In his 2010 book, The Case of the Pope, Robertson claims that Pope Benedict XVI is guilty of protecting pedophiles because the church swore the victims to secrecy and moved perpetrators in Catholic sex abuse cases to other positions where they had access to children while knowing the perpetrators were likely to re-offend. This, Robertson believes, constitutes the crime of assisting underage sex and when he was still Cardinal Ratzinger, the retired pope approved this policy up to November 2002. In Robertson’s opinion, the Vatican is not a sovereign state and the pope is not immune to prosecution.
Wife
Geoffrey Robertson was married to his first wife Kathy Lette from 1990 to 2017. His ex-wife is an author and they lived together in London with their children until their separation in 2017. Geoffrey and his ex-wife Kathy met in 1988 during the filming of an episode of Hypothetical for ABC Television; Robertson was dating Nigella Lawson at the time and Lette was married to Kim Williams. In Robertson’s 2010 Who’s Who entry, his hobbies are listed as tennis, opera and fishing.

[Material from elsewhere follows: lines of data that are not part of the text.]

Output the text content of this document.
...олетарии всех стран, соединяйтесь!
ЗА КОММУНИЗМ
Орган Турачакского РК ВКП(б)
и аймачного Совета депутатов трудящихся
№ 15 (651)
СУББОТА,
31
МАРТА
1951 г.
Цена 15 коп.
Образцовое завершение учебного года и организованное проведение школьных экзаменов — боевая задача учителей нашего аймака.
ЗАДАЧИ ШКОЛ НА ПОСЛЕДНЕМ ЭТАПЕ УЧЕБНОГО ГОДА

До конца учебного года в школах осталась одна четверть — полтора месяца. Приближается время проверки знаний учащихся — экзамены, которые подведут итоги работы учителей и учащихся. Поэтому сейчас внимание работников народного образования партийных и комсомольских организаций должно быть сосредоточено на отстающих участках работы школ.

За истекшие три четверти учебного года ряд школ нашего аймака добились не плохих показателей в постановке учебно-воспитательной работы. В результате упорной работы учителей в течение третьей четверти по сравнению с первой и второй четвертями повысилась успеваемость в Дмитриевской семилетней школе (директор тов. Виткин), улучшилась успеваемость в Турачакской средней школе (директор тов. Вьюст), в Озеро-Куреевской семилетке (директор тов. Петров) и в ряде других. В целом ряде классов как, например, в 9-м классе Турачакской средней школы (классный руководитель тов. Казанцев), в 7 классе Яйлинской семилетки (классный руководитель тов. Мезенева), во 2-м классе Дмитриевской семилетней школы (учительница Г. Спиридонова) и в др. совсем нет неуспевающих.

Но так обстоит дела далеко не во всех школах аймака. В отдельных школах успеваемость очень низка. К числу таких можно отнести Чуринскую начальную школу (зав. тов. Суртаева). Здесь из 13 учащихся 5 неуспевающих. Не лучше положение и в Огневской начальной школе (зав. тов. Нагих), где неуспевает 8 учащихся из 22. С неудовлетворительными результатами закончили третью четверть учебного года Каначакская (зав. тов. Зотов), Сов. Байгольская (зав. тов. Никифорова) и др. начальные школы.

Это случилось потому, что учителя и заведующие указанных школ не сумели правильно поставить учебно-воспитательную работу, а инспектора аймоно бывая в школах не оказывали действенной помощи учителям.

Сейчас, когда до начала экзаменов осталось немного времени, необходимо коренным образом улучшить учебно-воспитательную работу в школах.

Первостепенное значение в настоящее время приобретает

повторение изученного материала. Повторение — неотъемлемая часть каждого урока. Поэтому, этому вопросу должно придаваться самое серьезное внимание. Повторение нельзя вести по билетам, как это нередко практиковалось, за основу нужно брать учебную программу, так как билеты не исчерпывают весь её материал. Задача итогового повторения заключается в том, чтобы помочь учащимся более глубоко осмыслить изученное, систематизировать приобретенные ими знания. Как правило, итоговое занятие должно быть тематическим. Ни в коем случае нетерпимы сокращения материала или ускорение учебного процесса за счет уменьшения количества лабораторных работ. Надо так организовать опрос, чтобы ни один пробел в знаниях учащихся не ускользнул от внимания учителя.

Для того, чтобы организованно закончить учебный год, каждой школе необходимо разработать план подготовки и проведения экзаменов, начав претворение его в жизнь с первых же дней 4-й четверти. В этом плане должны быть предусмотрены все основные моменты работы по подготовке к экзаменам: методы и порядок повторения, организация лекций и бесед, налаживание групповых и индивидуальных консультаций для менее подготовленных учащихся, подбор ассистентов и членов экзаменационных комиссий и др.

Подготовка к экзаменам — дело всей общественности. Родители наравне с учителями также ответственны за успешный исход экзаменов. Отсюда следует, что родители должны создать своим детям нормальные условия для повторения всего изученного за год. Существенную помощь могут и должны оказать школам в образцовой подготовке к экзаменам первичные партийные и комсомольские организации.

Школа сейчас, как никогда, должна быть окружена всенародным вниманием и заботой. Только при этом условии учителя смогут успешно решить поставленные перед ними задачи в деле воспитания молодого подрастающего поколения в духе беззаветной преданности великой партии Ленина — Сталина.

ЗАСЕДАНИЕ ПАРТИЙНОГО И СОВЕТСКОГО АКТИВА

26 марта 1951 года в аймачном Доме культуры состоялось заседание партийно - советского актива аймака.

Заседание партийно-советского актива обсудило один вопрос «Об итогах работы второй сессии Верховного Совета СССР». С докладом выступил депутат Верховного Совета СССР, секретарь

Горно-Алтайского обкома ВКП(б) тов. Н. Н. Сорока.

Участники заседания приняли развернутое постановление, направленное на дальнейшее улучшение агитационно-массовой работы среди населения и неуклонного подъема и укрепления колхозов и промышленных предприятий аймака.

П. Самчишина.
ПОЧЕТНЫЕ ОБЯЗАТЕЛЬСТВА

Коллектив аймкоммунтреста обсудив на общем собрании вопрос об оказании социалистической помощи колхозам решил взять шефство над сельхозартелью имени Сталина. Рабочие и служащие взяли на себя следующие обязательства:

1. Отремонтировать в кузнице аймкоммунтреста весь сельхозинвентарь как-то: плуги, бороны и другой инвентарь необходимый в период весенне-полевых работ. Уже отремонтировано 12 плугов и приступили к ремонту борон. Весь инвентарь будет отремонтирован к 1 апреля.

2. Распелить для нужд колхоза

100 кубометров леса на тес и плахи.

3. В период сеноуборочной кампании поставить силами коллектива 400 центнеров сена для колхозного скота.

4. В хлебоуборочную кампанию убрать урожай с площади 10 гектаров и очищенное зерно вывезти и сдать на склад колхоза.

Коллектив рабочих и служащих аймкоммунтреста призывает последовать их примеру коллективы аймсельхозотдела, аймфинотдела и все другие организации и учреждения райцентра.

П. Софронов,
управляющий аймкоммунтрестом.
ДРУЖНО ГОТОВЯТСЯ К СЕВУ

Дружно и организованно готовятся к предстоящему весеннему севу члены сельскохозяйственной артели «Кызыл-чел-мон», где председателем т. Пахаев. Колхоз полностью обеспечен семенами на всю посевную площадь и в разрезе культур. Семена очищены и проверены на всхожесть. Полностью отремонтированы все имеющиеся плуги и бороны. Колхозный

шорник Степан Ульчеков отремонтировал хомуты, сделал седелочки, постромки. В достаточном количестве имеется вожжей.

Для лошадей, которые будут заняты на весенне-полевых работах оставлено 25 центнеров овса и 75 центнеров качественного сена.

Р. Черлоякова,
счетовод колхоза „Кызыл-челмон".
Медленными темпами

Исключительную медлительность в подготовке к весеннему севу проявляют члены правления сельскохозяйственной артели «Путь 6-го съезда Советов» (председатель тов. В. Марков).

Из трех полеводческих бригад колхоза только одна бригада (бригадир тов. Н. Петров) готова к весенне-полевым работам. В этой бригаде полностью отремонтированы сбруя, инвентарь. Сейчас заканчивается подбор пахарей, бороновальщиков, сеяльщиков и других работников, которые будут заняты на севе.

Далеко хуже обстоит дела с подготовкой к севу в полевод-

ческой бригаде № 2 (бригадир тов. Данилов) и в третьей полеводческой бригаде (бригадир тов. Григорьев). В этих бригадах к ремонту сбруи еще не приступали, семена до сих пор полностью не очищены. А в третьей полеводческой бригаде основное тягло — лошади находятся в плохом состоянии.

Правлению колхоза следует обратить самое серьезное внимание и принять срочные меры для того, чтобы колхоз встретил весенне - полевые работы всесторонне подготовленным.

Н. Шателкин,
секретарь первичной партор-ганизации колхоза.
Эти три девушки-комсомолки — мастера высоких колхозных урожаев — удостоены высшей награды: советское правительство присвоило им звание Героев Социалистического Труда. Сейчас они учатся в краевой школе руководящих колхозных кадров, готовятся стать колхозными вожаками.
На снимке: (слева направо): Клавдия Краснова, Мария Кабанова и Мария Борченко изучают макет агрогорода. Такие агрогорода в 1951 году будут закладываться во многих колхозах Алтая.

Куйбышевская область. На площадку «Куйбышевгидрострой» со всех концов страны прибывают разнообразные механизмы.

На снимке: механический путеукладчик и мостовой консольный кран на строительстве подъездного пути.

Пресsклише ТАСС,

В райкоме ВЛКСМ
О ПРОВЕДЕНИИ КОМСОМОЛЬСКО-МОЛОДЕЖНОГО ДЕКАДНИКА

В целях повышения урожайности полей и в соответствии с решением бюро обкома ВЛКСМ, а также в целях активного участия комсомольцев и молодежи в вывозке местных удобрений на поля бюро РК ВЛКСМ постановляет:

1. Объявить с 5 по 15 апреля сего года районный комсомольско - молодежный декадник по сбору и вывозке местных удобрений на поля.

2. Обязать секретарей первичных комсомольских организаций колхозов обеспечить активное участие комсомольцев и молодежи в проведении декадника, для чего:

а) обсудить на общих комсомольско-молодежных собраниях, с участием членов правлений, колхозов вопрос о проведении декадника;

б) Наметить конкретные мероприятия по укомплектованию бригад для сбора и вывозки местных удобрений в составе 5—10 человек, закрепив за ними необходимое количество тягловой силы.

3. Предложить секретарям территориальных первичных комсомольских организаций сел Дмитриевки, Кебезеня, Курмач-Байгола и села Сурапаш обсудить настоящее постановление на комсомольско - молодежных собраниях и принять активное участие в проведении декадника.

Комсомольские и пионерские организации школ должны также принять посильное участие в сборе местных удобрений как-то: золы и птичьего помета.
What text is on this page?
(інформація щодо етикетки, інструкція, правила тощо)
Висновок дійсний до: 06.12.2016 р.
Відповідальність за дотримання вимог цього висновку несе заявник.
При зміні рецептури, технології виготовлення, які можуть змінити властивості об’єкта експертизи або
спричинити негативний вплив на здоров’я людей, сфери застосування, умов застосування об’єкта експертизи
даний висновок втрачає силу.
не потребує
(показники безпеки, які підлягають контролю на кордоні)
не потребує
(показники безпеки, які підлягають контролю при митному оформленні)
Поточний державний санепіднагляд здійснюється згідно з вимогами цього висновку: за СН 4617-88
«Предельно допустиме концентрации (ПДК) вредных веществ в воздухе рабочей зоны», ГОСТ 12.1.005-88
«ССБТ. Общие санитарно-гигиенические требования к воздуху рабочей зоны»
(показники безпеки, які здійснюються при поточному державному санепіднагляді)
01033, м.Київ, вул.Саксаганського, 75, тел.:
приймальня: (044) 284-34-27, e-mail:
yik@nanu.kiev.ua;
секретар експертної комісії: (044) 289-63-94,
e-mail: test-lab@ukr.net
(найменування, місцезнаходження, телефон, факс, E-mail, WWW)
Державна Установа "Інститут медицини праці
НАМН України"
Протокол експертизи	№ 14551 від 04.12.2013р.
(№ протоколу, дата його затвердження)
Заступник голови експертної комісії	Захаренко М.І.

Geoffrey Robertson net worth
How much is Geoffrey Robertson worth? Geoffrey Robertson net worth is estimated at around $5 million. His main source of income is from his primary work as a barrister, academic, author and broadcaster. Geoffrey Robertson’s salary per month and other career earnings are over $400,000 dollars annually. His remarkable achievements have earned him some luxurious lifestyles and some fancy car trips. He is one of the richest and most influential barristers in Australia. He stands at an appealing height of 1.75m and has a good body weight which suits his personality.